The most crucial decision in your entire life
Some of us like to make decisions; others are having trouble with it. Life is full of them, and if we pay close attention, we can see that each and every day is full of choices. Most decisions are quite banal: what do I eat for breakfast, what do I wear today, do I take the bike or the bus to get to work?
Some decisions are much more intricate and often take a long time: what career should I take? Whom should I marry, or should I marry at all? Where do I want to live and how? Do I want to have children?
But there is one decision in our live that is like no other. This decision has already been taken for us — if we want or not. Unfortunately, it is the most critical decision of our entire existence. But none of us gets the chance to make this decision. None of us has any part in the process: it is entirely taken from us: where and when we are born.
It makes an extreme difference if you are born as the 10th child of a poor woman in Africa or as the sole child of a millionaire in the U.S. It makes a difference if you were born in the 14th century in Europe or in the 21st century in Japan.
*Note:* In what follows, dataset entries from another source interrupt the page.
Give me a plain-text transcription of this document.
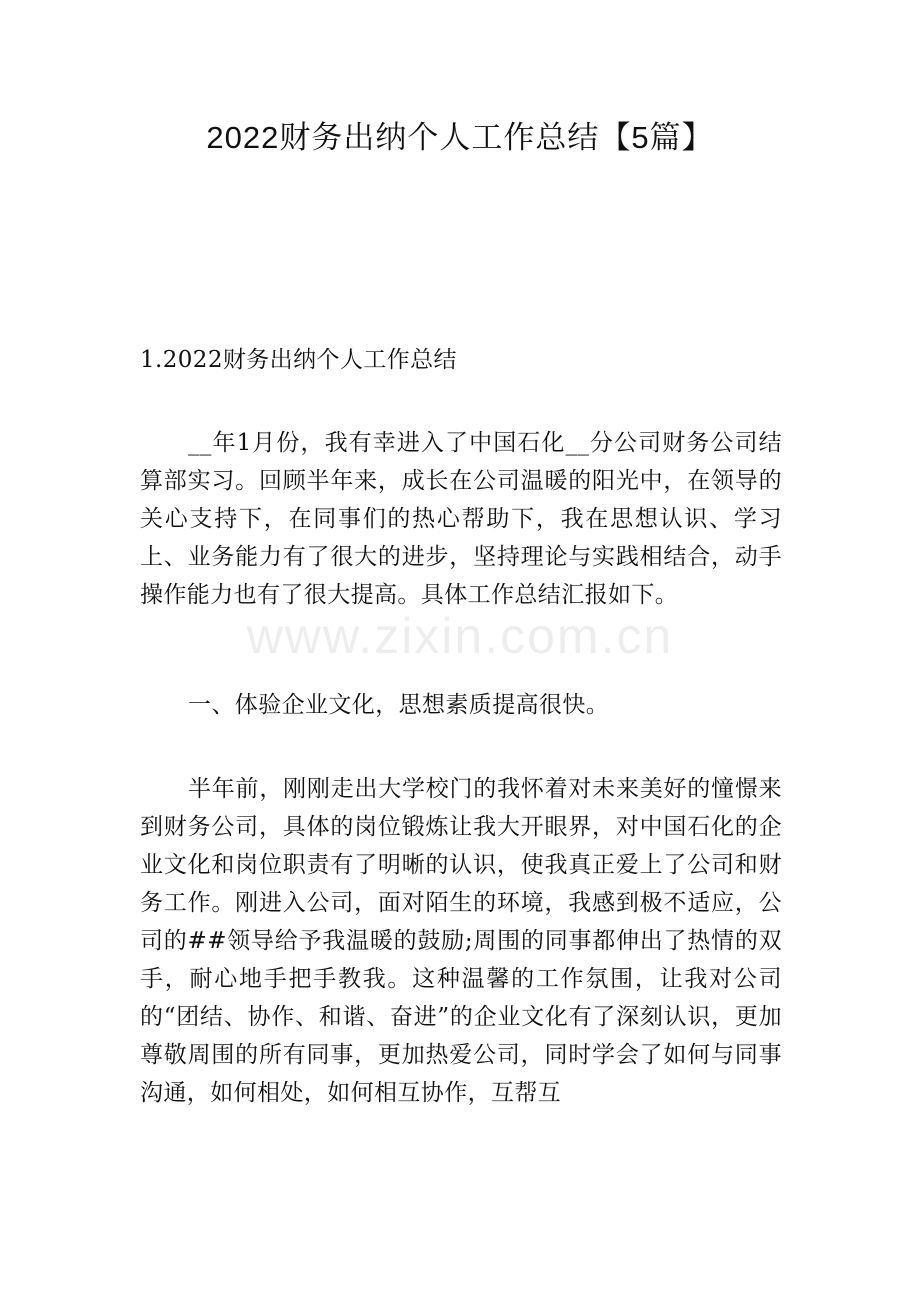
2022财务出纳个人工作总结【5篇】

1.2022财务出纳个人工作总结

__年1月份，我有幸进入了中国石化__分公司财务公司结算部实习。回顾半年来，成长在公司温暖的阳光中，在领导的关心支持下，在同事们的热心帮助下，我在思想认识、学习上、业务能力有了很大的进步，坚持理论与实践相结合，动手操作能力也有了很大提高。具体工作总结汇报如下。

www.zixin.com.cn

一、体验企业文化，思想素质提高很快。

半年前，刚刚走出大学校门的我怀着对未来美好的憧憬来到财务公司，具体的岗位锻炼让我大开眼界，对中国石化的企业文化和岗位职责有了明晰的认识，使我真正爱上了公司和财务工作。刚进入公司，面对陌生的环境，我感到极不适应，公司的##领导给予我温暖的鼓励;周围的同事都伸出了热情的双手，耐心地手把手教我。这种温馨的工作氛围，让我对公司的“团结、协作、和谐、奋进”的企业文化有了深刻认识，更加尊敬周围的所有同事，更加热爱公司，同时学会了如何与同事沟通，如何相处，如何相互协作，互帮互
Of course there are still options and choices in the life of (nearly) everyone. But they are determined in large parts by the basic fact when and where you are born. Life is like an unfair long-distance running competition: some start further ahead than others.
So — if nobody is allowed to decide where he or she is born: how can we be proud of our heritage? How can we think someone is better than someone else? I have never been able to grasp the concept of pride in your country or something else that is totally random to you. Sure, you have every right to be proud when you accomplish something. But to be proud to been born in one country or another?